# Doors and windows



## Em2cv (Sep 14, 2014)

We would appreciate any advice on buying doors and windows, we have a lot of doors and windows to replace, but are starting with our front door. We are unsure about the best material, thermo aluminium or upvc. We have had a quote for a upvc door €1600, which seemed quite expensive, but we do not have any experience. Our house is close to Loule, has anybody used any companies for replacement doors in the area? Any advice welcome.


----------



## travelling-man (Jun 17, 2011)

We did our renovation in 2 separate stages and installed (thermal break) aluminium double glazed units in the first part and UPVC double glazed units with aluminium shutters on the second part....... and the UPVC option is miles better than the aluminium...... UPVC also came with a 10 year guarantee as opposed to a 2 year guarantee of the aluminium. 

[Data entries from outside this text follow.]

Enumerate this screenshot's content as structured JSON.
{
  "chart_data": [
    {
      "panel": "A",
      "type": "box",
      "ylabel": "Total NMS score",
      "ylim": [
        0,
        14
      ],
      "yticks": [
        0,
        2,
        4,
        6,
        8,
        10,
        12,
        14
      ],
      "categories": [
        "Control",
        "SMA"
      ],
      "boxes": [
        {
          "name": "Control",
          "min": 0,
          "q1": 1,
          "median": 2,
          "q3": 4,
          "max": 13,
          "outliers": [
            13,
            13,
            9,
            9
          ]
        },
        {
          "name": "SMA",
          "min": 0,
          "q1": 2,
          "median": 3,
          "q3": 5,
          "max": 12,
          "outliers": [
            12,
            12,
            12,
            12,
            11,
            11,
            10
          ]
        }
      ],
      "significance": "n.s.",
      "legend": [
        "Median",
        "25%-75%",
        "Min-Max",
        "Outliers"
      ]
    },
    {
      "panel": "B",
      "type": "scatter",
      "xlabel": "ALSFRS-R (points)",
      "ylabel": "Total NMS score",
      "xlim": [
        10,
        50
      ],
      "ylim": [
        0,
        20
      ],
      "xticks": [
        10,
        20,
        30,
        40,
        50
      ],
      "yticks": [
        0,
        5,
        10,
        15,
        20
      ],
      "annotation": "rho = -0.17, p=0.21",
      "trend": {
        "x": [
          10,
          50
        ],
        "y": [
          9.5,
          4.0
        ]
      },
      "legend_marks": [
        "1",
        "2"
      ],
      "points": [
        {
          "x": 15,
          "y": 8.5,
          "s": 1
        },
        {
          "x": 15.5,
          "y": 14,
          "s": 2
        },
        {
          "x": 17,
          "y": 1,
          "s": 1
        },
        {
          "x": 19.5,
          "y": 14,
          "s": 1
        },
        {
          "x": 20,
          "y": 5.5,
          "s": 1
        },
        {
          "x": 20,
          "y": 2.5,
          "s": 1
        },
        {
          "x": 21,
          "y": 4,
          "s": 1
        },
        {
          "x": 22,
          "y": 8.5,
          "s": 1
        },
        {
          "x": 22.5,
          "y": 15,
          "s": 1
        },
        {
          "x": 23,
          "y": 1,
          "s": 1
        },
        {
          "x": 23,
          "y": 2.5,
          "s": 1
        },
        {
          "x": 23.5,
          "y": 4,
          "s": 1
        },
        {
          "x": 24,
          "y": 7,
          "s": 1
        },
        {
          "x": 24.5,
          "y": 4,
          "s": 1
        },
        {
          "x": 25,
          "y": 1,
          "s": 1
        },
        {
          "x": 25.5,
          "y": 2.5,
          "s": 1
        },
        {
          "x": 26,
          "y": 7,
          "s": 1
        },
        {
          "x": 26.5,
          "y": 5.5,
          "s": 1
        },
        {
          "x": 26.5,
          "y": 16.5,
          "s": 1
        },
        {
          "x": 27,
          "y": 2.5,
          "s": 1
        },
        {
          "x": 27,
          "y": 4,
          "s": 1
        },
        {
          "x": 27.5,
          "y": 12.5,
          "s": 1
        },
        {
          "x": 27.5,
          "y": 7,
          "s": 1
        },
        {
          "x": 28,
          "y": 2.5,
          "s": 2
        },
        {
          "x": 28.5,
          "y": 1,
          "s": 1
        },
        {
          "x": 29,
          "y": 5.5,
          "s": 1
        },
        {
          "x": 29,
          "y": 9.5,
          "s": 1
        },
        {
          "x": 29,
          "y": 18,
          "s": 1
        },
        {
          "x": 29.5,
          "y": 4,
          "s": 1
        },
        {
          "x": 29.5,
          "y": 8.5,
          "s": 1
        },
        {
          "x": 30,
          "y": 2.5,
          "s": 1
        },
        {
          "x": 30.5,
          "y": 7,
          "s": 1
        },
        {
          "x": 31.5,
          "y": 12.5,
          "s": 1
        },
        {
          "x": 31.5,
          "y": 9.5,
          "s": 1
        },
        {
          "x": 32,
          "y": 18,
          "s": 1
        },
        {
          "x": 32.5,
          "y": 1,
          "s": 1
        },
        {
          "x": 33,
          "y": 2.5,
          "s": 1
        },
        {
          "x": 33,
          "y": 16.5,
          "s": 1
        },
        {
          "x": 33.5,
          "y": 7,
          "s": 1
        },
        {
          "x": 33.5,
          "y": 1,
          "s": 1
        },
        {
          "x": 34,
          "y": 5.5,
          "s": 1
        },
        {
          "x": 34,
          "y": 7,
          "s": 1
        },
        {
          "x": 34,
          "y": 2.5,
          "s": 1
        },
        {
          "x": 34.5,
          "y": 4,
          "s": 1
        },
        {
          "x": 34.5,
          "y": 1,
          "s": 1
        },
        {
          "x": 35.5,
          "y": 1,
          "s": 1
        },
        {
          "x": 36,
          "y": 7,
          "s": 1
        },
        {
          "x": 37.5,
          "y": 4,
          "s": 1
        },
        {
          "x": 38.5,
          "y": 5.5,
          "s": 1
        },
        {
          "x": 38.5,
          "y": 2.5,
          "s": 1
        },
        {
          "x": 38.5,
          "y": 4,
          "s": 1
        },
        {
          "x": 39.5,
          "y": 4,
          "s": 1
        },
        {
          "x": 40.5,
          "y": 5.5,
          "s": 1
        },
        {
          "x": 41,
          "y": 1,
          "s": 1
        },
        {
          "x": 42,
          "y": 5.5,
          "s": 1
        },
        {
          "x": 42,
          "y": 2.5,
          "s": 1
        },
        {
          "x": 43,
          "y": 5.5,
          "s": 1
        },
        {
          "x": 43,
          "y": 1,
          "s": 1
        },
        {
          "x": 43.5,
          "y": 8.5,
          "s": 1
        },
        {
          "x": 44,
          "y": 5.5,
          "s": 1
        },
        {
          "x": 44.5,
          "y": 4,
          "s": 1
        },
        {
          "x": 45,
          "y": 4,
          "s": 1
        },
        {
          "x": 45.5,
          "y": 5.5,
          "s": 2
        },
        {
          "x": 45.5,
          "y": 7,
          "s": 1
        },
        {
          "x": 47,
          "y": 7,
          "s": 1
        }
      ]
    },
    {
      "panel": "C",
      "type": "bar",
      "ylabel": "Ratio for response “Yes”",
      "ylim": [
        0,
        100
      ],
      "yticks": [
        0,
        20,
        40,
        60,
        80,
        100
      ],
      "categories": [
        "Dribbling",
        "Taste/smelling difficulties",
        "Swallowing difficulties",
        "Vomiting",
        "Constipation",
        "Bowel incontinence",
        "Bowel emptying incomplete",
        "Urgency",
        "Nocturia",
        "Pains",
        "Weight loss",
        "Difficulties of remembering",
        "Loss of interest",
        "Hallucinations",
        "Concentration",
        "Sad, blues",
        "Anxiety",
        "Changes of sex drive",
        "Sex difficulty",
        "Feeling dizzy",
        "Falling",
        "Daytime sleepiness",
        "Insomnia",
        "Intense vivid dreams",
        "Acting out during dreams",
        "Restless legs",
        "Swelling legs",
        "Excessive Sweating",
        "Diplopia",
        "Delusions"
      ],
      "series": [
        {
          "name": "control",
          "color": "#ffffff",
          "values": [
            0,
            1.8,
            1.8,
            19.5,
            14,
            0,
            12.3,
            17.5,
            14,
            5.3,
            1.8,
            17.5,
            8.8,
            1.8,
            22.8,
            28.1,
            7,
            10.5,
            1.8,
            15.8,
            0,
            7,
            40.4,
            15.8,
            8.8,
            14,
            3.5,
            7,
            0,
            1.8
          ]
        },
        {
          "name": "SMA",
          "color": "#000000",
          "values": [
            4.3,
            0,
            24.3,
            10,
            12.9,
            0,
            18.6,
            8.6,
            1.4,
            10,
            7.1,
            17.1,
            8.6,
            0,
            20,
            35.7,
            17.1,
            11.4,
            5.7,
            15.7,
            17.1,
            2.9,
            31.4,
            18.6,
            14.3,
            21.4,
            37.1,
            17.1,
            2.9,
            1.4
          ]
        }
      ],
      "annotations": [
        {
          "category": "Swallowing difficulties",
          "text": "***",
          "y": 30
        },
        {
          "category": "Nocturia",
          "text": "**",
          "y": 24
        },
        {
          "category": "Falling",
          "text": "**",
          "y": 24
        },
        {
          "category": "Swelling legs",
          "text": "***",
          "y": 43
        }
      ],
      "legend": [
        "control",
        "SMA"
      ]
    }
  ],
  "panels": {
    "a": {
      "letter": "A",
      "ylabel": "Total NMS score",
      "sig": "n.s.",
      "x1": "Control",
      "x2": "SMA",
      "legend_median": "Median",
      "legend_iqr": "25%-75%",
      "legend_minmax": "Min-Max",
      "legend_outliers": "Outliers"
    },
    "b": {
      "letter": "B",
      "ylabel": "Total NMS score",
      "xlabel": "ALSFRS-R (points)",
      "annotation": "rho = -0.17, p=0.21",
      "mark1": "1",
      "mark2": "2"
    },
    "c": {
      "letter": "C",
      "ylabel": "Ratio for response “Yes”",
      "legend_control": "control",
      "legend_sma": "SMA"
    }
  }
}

€1600 sounds to me like a very high price for just a front door & frame


----------



## Em2cv (Sep 14, 2014)

Thank you, we will continue with upvc, the salesman was steering us towards it, but I had the feeling that was more to do with his profit margin! We thought it sounded expensive, even including fitting, also he is asking for 50% of the €1600 when the order is placed, which made me uncomfortable. We will get some more quotes and aim lower! It would be nice to find somewhere cheaper, as we have 7 doors, 2 patio doors and numerous windows to replace!!


----------



## travelling-man (Jun 17, 2011)

You might like to visit your local Bricomarche or Leroy Merlin to get a better idea of prices....... and I'm told they'll make to order & fit them as well.


----------



## travelling-man (Jun 17, 2011)

Examples here: Leroy Merlin - Bricolage, Construção, Decoração e Jardim


----------